Why the different pipe sizes you ask?
Two things happen. The rain that we receive in southern Alberta usually comes in big, short bursts. A thunderstorm for example. When that happens, the water comes down the downspout with some gusto.
To counter this, the pipes go from 2″ to 4″. This slows the water down in the bed. Allowing for more absorption into the reservoir material. Use a coarse reservoir material for this reason also. The second thing is that the larger pipe acts as an open reservoir. A tiny, underground aquifer, if you will.
Wicking Beds Piped Together – Placement
Place the bins before filling them up! I can’t stress this enough. They are heavy when they are even half full, and they may settle as filled. Make sure they are on solid ground.
The lining will stretch and pull as the bin is filled. I do staple the lining to the edges when installing them. When filling then bins, watch the plastic lining and pull the staples out before it stretches to much. Wait to trim the plastic and fabric until the beds are filled. This will allow the plastic to move, and fill in the crevices and corners without causing any holes to form.

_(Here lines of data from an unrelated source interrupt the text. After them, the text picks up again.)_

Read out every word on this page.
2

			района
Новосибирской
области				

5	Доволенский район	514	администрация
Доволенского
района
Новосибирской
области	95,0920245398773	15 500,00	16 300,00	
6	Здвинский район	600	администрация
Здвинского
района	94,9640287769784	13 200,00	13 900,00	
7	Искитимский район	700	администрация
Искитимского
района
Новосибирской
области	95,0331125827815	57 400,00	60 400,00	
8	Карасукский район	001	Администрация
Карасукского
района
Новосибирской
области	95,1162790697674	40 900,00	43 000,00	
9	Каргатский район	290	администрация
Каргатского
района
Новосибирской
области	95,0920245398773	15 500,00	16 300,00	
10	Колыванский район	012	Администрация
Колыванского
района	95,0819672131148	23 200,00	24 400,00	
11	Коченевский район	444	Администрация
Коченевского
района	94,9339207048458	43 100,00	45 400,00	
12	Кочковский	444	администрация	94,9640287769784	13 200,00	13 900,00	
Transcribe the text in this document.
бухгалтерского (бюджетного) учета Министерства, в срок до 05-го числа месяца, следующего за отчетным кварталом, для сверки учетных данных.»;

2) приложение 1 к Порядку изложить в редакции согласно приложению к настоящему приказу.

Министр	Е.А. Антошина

Take your time when placing the gravel. Gently place the rocks on the bottom and against the sides.
I missed the layer of root barrier in the pictures. There is a layer of root fabric on the rock layer. Between the rock “reservoir” and the growing medium. It’s there to keep the roots out of the reservoir area. Over time that can be an issue. Especially in the ground, I tend to wrap the pipe in fabric as well. Perforated pipe pre-wrapped in fabric is available.
The plastic moves and adjusts as the bed is filled with water. Leave lots of slack in the plastic when doing the final trim, to account for that.
The edges of the beds are 4″ wide. This gives a ledge to place the cold frames in the winter, and other things in the summer.
Another look at before.
Where we are now.
Wicking Beds Piped Together – What’s Next
This is as far as we are getting this year. In the spring I hope to add the cold frame greenhouse lids to them. The Sun will be back on them in February, so that is the loose deadline. The greens planted in the ground; the Lettuce, Spinach & Kale, will be in the wicking beds in 2022 along with some Tomatoes. I will try to expand the Strawberries (bottom right corner) along the fence garden.
Some of the connections were stretched a bit too far when I filled and adjusted the beds. So I will have to readjust those so they don’t leak. My bad.
Connecting The Whole Thing Together
Notice the overflow in the bottom left corner of the above picture. The final overflow will cross under the pathway and into another in-ground wicking bed. Another pipe is under the Strawberry and Raspberry patches along the fence.